Life after blockbusters was a topic of conversation for nearly every studio and theater-owner at CinemaCon 2024, the annual trade show for theatrical distribution, where leaders from the industry meet to discuss the state of movie-going. More than once, presenters from studios or theater owners mentioned the speech given at last year’s Academy Awards by American Fiction writer Cord Jefferson, who won Best Adapted Screenplay. Accepting the award, he implored studios, “instead of making one $200 million movie, try making 20 $10 million movies, or 50 $4 million movies.”
While blockbusters were also key talking points for the studios at CinemaCon 2024, nearly all of them had an impressive slate of mid-budget movies on their calendars for both 2024 and 2025, including M. Night Shyamalan’s Trap, Jeff Nichols’ The Bikeriders, Ti West’s MaXXXine, Longlegs, Speak No Evil, Smile 2, Bong Joon-ho’s Mickey 17, The Black Phone 2, and The Bride, just to name a few.
The most heavily discussed movie of the convention also happened to be a mid-budget hit. Angel Studios’ Sound of Freedom, a movie with a budget reportedly just under $15 million, made more than $184 million at the domestic box office, blowing away everyone’s expectations, and proving to studios that creative marketing can help turn even the most modest movies into massive hits. (The movie ends with a direct address from its lead actor asking those who enjoyed the movie to buy tickets for their friends.) On top of that, Sound of Freedom’s faith-based angle revived another principle of mid-budget films: Sometimes aiming for a specialty audience and making sure everyone in that group sees your film can be more profitable than trying to make a four-quadrant movie that ends up seeming bland to everyone.

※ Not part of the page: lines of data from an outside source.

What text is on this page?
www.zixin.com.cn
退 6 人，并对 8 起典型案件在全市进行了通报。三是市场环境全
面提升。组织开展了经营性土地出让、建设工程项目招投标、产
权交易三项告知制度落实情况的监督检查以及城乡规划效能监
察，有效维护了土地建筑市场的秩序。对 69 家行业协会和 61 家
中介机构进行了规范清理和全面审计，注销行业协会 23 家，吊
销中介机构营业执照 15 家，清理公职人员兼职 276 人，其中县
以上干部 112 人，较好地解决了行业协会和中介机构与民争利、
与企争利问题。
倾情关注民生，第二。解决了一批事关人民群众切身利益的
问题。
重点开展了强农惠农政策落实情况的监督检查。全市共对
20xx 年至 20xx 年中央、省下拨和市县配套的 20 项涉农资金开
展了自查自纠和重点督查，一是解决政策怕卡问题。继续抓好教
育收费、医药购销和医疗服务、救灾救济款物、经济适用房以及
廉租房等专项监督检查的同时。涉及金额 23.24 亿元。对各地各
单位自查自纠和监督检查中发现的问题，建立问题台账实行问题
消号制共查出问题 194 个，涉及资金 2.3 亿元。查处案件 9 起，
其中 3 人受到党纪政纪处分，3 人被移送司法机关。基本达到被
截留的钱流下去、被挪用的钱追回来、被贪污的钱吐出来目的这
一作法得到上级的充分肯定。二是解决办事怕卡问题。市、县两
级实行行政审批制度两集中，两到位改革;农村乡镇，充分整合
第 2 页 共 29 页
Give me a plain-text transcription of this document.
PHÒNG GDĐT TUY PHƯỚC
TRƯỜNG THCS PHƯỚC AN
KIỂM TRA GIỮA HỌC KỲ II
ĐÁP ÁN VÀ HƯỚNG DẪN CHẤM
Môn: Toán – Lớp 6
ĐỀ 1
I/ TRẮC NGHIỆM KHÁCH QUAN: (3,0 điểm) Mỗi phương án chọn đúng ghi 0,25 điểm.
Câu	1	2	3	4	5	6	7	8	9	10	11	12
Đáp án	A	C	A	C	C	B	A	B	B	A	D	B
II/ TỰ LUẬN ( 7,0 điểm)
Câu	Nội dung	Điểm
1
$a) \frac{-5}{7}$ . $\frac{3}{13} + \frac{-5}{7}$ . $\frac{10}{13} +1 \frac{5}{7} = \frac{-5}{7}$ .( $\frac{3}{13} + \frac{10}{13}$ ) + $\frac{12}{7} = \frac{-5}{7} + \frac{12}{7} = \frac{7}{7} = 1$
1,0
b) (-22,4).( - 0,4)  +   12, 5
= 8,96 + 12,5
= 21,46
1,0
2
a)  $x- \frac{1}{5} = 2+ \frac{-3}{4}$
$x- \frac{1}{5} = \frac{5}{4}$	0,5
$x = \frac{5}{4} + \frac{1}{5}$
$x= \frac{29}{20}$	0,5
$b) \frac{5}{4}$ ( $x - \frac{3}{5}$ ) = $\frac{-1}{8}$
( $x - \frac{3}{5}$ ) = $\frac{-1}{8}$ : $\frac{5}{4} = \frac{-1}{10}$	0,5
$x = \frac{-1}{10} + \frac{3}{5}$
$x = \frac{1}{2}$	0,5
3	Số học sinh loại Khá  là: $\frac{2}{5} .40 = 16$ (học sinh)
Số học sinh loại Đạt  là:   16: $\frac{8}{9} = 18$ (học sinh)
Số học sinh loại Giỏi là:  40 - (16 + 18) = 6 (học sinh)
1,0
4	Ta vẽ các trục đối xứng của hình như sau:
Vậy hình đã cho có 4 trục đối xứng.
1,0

It’s not that blockbusters are going away completely. There’s still a Mission Impossible movie on the board for 2025, along with Fantastic Four, James Gunn’s Superman, and another Avatar movie. But the pendulum seems to be swinging back toward the center for the first time in more than a decade. Studios are finally starting to fill the middle of the yearly line-ups again. With the success of movies like Bullet Train, Smile, Barbarian, and even this year’s The Beekeeper, it’s getting more and more evident that audiences are eager for smaller, more interesting movies.